Pump up the jam: Musical impact on exercise performance explained

UAB’s Christopher Ballmann, Ph.D., explains the positive and negative impacts of music preference on exercise and athletic performance.

Exercise and Music graphic1Have you ever been on a run and suddenly your favorite song started playing? Maybe it was by Drake or The Red Hot Chili Peppers. Maybe it was by Taylor Swift. Whatever the song may be, chances are it gave you an extra boost to finish that mile or run up that hill. Christopher Ballmann, Ph.D., an associate professor in the University of Alabama at Birmingham’s School of Education, has shown through his research why music can have a positive — or sometimes negative — impact on exercise routines or athletic performance.

Ballmann, who has developed an entire line of research addressing the impact of music preference on exercise performance, aims to understand both the physiological and psychological effects at the crossroads of music and exercise.

“I see music as medicine and in combination with exercise results in profound health benefits,” Ballmann said. “It is well-documented that music alters physiological processes and can alter stress responses and motivation and can increase brain activation. My group has shown music can alter how hard muscle contracts, resists fatigue and increases effort. Many of our findings show that it changes performance and has immense applications to improvements in health.”

Harder, better, faster, stronger

Ballmann says the impact of changing tempo on exercise performance is a nuanced aspect that depends on the nature of the physical activity.

For exercises with a rhythmic component, such as running or weightlifting with repetitions, altering the tempo can be used to lead individuals to synchronize their movements with the beat.

This synchronization often enhances the overall experience and efficacy of the exercise routine.

However, Ballmann cautions that in certain scenarios, especially during maximal sprinting, varied tempos may not yield significant benefits.

“It could potentially hinder performance as the focus shifts from synchronization to achieving maximum speed,” he said.

Ballmann suggests a stimulative threshold at 120 beats per minute, a tempo considered conducive for optimal engagement in their studies.

More than words

Ballmann says ongoing studies are exploring the impact of lyrical content on exercise performance and perceptions.
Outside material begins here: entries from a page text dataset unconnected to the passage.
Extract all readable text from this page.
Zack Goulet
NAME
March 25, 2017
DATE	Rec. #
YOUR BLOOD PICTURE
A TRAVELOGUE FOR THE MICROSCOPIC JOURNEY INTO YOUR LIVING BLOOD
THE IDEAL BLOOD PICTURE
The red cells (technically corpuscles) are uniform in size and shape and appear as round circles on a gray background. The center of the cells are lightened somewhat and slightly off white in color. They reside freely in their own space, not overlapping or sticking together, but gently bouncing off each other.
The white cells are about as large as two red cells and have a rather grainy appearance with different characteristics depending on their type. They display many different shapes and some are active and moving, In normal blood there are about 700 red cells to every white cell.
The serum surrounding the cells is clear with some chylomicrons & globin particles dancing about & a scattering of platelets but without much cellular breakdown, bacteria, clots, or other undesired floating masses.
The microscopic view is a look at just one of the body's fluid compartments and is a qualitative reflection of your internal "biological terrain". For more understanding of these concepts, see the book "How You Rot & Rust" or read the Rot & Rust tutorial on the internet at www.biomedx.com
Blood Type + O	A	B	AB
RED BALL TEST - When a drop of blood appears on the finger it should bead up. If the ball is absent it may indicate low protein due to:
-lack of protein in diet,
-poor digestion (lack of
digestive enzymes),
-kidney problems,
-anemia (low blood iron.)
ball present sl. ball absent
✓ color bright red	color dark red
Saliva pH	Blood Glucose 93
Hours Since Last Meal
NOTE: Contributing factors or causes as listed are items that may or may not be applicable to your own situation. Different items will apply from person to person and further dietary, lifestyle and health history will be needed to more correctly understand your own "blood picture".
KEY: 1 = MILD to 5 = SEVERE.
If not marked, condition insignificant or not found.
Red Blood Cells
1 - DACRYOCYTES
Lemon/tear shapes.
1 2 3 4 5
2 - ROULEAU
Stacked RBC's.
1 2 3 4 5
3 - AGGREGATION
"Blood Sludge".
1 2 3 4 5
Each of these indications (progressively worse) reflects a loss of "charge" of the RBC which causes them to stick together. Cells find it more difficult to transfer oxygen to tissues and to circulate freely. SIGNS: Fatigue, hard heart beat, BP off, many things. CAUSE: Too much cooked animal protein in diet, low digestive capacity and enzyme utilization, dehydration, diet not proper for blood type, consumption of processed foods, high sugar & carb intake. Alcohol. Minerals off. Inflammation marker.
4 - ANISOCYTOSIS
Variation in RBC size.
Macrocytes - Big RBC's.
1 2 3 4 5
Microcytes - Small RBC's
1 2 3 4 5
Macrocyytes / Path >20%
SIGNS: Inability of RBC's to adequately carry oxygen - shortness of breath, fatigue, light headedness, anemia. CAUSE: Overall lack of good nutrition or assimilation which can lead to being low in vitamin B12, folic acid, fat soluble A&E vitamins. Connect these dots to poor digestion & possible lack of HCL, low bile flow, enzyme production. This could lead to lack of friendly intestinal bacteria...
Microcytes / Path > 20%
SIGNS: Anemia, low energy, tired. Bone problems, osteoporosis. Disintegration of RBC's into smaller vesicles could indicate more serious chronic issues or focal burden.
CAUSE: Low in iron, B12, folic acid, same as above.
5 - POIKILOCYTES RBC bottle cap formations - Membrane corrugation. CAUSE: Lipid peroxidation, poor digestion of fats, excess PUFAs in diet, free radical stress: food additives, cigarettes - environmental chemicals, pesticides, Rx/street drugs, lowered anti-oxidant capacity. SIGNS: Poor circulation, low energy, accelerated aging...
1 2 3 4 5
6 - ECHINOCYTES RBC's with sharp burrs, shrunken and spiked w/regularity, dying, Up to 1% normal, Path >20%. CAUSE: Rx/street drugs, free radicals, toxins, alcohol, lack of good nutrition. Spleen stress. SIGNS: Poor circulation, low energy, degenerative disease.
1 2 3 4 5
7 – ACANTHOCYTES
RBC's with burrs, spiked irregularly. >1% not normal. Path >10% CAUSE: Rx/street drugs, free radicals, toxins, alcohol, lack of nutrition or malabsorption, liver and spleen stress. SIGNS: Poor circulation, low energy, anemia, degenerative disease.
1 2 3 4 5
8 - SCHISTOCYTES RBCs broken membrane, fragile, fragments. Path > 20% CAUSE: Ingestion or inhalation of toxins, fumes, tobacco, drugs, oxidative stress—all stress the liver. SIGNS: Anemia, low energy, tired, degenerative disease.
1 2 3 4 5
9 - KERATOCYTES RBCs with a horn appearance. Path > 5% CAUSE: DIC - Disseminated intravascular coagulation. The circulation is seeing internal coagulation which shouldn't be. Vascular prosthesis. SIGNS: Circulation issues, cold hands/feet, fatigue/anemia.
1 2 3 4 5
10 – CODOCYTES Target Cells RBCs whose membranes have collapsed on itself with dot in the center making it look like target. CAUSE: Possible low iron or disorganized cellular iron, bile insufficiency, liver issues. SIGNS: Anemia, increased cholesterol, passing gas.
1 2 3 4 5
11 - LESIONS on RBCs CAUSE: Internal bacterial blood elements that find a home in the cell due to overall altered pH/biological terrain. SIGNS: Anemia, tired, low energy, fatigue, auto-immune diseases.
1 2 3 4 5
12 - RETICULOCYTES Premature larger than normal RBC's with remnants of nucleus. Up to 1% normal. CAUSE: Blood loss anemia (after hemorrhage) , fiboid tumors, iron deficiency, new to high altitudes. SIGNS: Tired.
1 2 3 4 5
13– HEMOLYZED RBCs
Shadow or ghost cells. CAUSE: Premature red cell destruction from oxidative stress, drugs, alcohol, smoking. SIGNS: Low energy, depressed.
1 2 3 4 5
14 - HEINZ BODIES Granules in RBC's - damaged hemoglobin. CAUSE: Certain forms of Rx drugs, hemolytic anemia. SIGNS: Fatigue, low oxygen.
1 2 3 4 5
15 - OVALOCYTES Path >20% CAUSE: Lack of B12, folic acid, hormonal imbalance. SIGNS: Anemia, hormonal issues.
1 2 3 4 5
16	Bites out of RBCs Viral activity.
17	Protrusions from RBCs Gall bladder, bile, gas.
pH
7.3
He is currently collaborating with the Alabama Brain Lab and the UAB Center for Engagement in Disability Health and Rehabilitation Sciences (CEDHARS) core to strategically use personalized music to manipulate physiological responses to exercise to improve exercise tolerance and adherence in clinical populations.


Sounds good to me

When it comes to genres of music and exercise, Ballmann says that it is dependent on the individual’s taste.

“Our research has shown that music must be personalized to be effective,” Ballmann said. “We have data showing that, if you listen to music you do not like, it can actually make your performance worse. To get the most out of your training, I recommend picking songs that you enjoy or distract you from discomfort during exercise. Some people even prefer podcasts as a source of distraction, which is something my lab is currently investigating.”

Whether it is a podcast or real head banger, Ballmann says that no music or song can be effectively applied to every type of exercise or single individual.

“The bottom line is that we have shown time and time again that choosing your own music and playlist is an easy and effective way to improve motivation and exercise performance,” Ballmann said.

Context matters

Tailoring a workout playlist might just be the key to unlocking one’s full exercise potential, according to Ballmann, emphasizing the significance of context in choosing the right tunes for physical activity.

“For intense sessions demanding maximal effort, a tailored selection that perfectly aligns with the difficulty level is crucial,” Ballmann said. “However, for more casual activity, like a jog around the block, a general playlist might suffice, offering a pleasant distraction and motivational boost.”

Ballmann suggests that such variety not only enhances the workout experience but also introduces the opportunity to discover new music, adding a harmonious touch to the fitness routine. Ultimately, whether someone is striving for peak performance or embracing a more laid-back approach to exercise, the context-driven playlist could be the playlist for success.